When ticket sales dwindled at Bournemouth Pier’s theatre in Dorset, it was time for drastic action: out went 850 seats and in came an adrenaline-fuelled reinvention, comprising 20-plus colourful climbing walls and the world’s first pier-to-shore zipwire.

The pier continues to evolve, points out group marketing manager James Balcazar: ‘People don’t merely want a view any more; they want a reason to dwell.’ A walk along the 1880 structure reveals plenty of evidence: a photography exhibition celebrates a litter-free shoreline and a ‘selfie’ butterfly mural courtesy of Iain Alexander’s Floating Love is impossible to resist. Tribute acts and Gen Z-friendly dance anthem sessions pack the calendar. Such forward thinking has spread to surrounding golden sands: boards set out surfing etiquette and municipal electric barbecues are strategically placed to discourage the use of disposable trays.

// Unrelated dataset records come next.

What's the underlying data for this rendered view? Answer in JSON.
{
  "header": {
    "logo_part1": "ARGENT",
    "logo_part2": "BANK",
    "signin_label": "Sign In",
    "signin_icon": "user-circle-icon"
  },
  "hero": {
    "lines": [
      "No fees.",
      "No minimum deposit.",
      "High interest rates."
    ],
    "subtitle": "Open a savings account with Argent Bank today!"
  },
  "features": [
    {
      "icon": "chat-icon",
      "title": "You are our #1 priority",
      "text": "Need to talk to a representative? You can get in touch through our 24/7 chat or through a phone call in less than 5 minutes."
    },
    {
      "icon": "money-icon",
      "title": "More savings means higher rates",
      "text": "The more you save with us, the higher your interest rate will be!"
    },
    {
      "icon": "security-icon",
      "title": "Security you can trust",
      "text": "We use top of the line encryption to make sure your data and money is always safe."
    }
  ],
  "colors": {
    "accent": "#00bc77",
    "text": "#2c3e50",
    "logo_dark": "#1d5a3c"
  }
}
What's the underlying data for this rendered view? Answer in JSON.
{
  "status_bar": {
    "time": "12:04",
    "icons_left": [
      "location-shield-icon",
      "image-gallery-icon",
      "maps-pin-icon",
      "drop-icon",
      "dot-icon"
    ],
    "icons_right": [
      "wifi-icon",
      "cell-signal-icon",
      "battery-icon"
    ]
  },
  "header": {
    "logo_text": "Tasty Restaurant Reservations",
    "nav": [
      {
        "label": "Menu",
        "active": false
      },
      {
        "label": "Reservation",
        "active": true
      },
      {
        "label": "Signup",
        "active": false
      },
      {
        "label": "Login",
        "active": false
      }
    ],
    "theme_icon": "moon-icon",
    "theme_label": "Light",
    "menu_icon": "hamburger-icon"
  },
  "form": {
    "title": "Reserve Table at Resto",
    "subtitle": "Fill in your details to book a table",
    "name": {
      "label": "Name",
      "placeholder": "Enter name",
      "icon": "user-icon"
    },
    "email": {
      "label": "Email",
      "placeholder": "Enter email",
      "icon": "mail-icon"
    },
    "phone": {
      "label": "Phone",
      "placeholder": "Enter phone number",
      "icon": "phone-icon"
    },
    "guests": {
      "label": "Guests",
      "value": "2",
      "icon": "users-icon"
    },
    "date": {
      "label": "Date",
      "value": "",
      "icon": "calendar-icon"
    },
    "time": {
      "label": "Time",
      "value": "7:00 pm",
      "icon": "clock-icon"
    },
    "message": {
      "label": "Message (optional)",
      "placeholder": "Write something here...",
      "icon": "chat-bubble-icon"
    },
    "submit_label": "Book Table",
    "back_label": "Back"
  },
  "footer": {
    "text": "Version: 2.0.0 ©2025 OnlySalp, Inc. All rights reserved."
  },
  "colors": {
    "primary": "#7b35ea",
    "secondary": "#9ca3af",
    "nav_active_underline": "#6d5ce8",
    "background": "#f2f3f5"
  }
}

Looking ahead, the pier is exploring virtual reality and shaping a regenerative-tourism strategy to cut waste and contribute more to local communities. Surveys spot upcoming trends, adds Mr Balcazar: ‘We are always going to nod to the Victorian past and British quirkiness, but it’s about making sure that the British pier still feels as relevant in 20 years as it does today.’